While there were the inevitable disappointments, this was the first time in years I returned home feeling like I’d been on vacation, in that there was almost no work-related activity. This did worry me a bit, but work came flooding through the door in the days after I returned, filling the October calendar. It was the best of both worlds: a week of truly being off, and enough work to pay the bills for the month.
I’m still smiling.
My SOP when renting a car is to check the ‘Economy’ box and take whatever the rental agency gives me. While every rental company lists the cars available in a given category, I figure by not specifying the car, I can try out a variety of rides.
I contracted with Budget this vacation, and what they gave me was this:
The car, not the plane. That’s a 2014 Ford Focus SE, and it contributed significantly to my vacation happiness.

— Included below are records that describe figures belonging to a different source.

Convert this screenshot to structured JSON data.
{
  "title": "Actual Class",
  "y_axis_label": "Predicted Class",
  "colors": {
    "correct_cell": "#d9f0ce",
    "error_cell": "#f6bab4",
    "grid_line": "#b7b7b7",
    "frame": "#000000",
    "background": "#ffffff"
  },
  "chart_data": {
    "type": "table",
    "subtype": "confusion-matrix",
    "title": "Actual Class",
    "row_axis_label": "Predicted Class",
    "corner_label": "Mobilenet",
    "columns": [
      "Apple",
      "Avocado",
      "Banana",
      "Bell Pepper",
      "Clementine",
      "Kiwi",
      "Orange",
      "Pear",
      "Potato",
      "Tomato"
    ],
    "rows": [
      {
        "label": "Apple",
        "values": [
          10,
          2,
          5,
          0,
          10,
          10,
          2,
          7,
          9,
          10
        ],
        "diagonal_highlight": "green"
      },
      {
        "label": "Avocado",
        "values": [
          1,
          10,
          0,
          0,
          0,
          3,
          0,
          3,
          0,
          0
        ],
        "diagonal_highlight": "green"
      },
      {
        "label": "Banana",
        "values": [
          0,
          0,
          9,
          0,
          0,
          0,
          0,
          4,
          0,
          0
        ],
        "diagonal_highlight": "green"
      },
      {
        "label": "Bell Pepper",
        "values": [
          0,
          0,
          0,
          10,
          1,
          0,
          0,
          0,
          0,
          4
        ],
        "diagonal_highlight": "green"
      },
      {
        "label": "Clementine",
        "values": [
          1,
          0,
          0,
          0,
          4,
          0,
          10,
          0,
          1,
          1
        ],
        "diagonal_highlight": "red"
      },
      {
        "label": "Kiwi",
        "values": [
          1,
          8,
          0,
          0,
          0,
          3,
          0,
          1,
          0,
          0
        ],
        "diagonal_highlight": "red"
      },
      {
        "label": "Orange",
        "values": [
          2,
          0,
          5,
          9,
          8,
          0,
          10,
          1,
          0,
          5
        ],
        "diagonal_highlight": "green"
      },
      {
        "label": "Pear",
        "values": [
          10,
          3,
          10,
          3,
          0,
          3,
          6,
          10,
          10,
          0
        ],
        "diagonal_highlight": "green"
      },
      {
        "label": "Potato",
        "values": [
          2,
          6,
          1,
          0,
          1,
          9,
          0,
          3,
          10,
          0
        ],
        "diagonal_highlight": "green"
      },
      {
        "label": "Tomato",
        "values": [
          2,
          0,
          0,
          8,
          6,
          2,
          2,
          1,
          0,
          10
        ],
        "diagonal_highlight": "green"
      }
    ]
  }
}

I drove the car through 1100 miles of not-at-all conservative driving in just about every condition: Interstate cruising, twisty mountain roads, and around town. In sun and torrential rain, the car delivered, and returned an honest 33 mpg.
Every vehicle design is a compromise, and the Focus did have some traits I would like to see improved. The dead pedal could stand to be a little more robust, and the C-pillars obstruct rear visibility to some extent. The A-pillars can obstruct vision in some circumstances. Cabin noise at highway speed is a bit more than I would prefer, but that seems to mainly be a function of the tires. Some of the controls are a bit quirky: the rear window wiper switch is on the end of the control stalk, so it’s easy to accidentally activate it when you turn on the wipers. Headlights are turned on with a knob, which isn’t my preference. The cabin light controls aren’t as intuitive as they might be, and there is a switch that prevents the high beams from working(?!).
These are mere quibbles compared to what the car does well, which is everything else. The steering is the best I’ve seen since the Pinto (don’t laugh, back in the day, Pinto steering gear found it’s way into many a hotrod). The car goes where you point it, and can be helped through corners with some trailing throttle. The suspension is tight, and I never felt like the car would depart. The steering wheel allows for a variety of hand positions, including my preferred bottom-of-the-wheel grip. There are pads at the 10-2 position, and these came in handy driving through the mountains.
The power-train was the standard 160 hp 2.0 liter mated to a six-speed automatic with a manual option. When conditions warranted, I didn’t miss an opportunity to use the manual option. Pressing buttons isn’t nearly the same as throwing a stick around, but the car was a lot of fun to drive on mountain roads. The car does have non-defeatable traction control, so it probably makes you out to be a better driver than you actually are. There are times during enthusiastic driving when you can feel the traction control working.
The driver’s seat is comfortable enough; I averaged 200+ miles per day and never felt fatigued. Climate control is good, and I liked the fact that you could dial the cruise control to the exact mph.
I liked this car. A lot. It’s one of the few rental cars I’ve looked into buying. I was hoping it would follow me home, but no such luck.